The announcement wraps up more than five years of dialogue among various groups with interests in the area, representing First Nations, resource industries such as forestry and mining, the environment and conservation, recreation and tourism, agriculture, and local and regional governments.
While stakeholders could agree over the majority of the land base, there was some dissension among conservation and industry over more than a dozen key areas within in the LRMP area, including the South Chilcotins.
Unable to come to a consensus, the debate between conservation and industry went to "options", a process whereby proponents for both sides of the issue are invited to submit their ideas for the plan to the provincial cabinet, which makes the final decision.
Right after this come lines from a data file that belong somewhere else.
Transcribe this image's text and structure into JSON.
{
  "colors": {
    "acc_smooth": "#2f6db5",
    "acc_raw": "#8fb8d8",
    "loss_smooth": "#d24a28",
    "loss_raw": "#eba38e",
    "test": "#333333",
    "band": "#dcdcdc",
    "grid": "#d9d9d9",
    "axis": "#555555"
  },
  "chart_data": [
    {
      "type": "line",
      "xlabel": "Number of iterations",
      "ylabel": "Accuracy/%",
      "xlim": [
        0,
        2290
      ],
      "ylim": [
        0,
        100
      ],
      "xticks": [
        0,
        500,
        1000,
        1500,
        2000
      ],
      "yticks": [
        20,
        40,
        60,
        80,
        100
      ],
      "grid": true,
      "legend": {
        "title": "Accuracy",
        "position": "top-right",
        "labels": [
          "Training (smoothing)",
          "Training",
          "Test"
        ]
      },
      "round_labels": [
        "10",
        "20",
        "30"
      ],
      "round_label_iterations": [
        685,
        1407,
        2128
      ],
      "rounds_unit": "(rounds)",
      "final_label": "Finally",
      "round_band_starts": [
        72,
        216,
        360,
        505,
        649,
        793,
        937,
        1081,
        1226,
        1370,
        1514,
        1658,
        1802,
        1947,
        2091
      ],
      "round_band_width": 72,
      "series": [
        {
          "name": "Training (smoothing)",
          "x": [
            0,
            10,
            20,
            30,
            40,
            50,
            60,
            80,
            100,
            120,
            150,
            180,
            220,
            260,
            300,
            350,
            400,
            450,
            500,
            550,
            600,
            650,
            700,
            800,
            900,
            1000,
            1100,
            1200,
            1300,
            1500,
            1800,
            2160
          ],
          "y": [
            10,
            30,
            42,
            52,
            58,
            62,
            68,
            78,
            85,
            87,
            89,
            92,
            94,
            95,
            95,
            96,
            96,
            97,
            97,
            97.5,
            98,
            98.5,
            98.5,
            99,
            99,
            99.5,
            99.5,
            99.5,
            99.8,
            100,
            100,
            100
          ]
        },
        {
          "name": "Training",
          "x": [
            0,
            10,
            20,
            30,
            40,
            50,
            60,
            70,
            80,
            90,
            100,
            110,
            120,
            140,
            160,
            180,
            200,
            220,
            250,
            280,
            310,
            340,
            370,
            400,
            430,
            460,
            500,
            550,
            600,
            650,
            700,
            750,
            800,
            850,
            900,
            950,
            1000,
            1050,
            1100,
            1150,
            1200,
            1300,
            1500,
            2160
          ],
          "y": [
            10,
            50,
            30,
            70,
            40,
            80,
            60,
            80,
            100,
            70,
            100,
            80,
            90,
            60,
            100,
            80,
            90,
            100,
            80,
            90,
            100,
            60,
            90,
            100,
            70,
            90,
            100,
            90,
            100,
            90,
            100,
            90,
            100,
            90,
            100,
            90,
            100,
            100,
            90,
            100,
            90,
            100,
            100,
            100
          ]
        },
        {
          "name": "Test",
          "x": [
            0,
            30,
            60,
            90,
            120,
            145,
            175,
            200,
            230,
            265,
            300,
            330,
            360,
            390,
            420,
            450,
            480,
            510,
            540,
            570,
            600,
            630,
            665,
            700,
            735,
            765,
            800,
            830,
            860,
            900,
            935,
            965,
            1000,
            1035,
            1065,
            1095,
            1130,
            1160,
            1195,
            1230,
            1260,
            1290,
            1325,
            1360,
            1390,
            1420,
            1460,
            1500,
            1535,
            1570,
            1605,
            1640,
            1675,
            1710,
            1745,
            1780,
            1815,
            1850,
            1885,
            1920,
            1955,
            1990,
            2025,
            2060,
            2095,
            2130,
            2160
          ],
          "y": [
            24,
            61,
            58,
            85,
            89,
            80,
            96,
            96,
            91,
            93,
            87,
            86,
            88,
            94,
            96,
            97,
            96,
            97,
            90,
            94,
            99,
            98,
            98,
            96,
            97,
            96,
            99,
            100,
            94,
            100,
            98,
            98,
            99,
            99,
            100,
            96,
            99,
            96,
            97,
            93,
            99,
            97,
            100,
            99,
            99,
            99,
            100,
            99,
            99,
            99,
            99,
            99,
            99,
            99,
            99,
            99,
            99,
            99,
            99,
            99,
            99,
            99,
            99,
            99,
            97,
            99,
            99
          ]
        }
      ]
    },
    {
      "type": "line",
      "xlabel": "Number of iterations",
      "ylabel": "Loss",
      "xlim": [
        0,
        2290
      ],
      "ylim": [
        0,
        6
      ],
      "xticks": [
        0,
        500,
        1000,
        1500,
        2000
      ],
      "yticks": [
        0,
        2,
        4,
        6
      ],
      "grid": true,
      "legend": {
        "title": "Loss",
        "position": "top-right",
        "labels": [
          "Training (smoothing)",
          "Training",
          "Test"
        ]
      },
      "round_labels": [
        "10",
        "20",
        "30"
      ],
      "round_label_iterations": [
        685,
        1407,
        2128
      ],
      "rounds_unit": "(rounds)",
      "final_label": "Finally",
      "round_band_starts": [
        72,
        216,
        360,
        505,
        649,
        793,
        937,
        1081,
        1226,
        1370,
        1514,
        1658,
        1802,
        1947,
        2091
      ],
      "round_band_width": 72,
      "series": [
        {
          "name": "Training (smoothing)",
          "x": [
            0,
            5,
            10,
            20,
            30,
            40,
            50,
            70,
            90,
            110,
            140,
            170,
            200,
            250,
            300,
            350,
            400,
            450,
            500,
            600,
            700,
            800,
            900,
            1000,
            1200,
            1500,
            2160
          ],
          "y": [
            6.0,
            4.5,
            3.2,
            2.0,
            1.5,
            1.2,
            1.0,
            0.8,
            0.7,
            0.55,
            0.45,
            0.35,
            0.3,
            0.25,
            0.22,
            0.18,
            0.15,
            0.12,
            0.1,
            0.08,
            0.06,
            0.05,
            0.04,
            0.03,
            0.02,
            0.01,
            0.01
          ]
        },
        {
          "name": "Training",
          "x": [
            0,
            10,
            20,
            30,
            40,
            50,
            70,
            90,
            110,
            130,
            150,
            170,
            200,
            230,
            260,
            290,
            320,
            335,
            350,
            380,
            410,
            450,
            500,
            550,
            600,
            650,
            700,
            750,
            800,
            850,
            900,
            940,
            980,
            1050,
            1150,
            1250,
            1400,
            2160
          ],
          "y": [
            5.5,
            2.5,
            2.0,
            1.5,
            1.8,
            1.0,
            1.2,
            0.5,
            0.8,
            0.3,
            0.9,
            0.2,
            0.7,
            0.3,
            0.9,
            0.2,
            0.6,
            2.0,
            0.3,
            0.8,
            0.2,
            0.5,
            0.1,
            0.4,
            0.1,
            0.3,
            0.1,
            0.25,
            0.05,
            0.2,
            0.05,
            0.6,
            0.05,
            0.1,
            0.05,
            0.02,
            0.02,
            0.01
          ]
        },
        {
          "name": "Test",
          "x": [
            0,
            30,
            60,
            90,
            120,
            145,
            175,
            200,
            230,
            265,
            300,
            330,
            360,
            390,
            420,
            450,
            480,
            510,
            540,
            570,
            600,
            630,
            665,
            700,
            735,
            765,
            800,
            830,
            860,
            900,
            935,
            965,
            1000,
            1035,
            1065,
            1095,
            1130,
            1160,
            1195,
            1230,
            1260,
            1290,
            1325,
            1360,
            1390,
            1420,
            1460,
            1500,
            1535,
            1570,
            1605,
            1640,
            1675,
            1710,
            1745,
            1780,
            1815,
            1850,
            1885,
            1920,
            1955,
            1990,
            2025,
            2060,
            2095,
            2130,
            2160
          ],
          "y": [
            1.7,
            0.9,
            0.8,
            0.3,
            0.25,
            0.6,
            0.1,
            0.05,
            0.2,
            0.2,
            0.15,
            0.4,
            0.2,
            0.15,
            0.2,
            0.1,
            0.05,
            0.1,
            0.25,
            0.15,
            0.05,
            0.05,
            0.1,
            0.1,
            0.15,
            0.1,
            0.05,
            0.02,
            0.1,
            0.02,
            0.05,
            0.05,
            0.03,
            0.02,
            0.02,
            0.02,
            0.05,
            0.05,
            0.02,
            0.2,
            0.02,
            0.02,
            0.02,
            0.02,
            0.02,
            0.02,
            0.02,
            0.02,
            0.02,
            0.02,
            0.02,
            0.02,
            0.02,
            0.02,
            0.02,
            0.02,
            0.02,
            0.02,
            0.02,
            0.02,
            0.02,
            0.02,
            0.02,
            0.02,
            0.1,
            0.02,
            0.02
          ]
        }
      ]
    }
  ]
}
Cabinet chose the conservation option.
"We commend the people at the Lillooet planning table for their commitment to closing the gap between different interests and recommendations," said environment minister Ian Waddell. "The work people have done through mediation demonstrates that participants saw the need to make a decision on Phase 1 and committed themselves to completing this land-use plan during Phase 2."
According to LRMP co-ordinator Phil Whitfield, Phase 1 is about drawing lines on the map. Phase 2 will involve "colouring" those areas in, defining the activities which can and cannot take place. Phase 1 is generally the most difficult part of the plan because it requires table members to reach a consensus. Phase 2 is expected to be completed by this time next year.
The conservation option was drafted by Lillooet LRMP table members representing conservation, recreation and community interests, including the Sierra Club of B.C., the Federation of Mountain Clubs of B.C, the Outdoor Recreation Council of B.C., the Southern Chilcotin Mountains Wilderness Society, the Federation of Cottage Owners (Gun Lake Ratepayers), Chilcotin Holidays Guest Ranch and Guide Outfitters, and Bill Spence and Mike Kennedy of the Community Resources Board.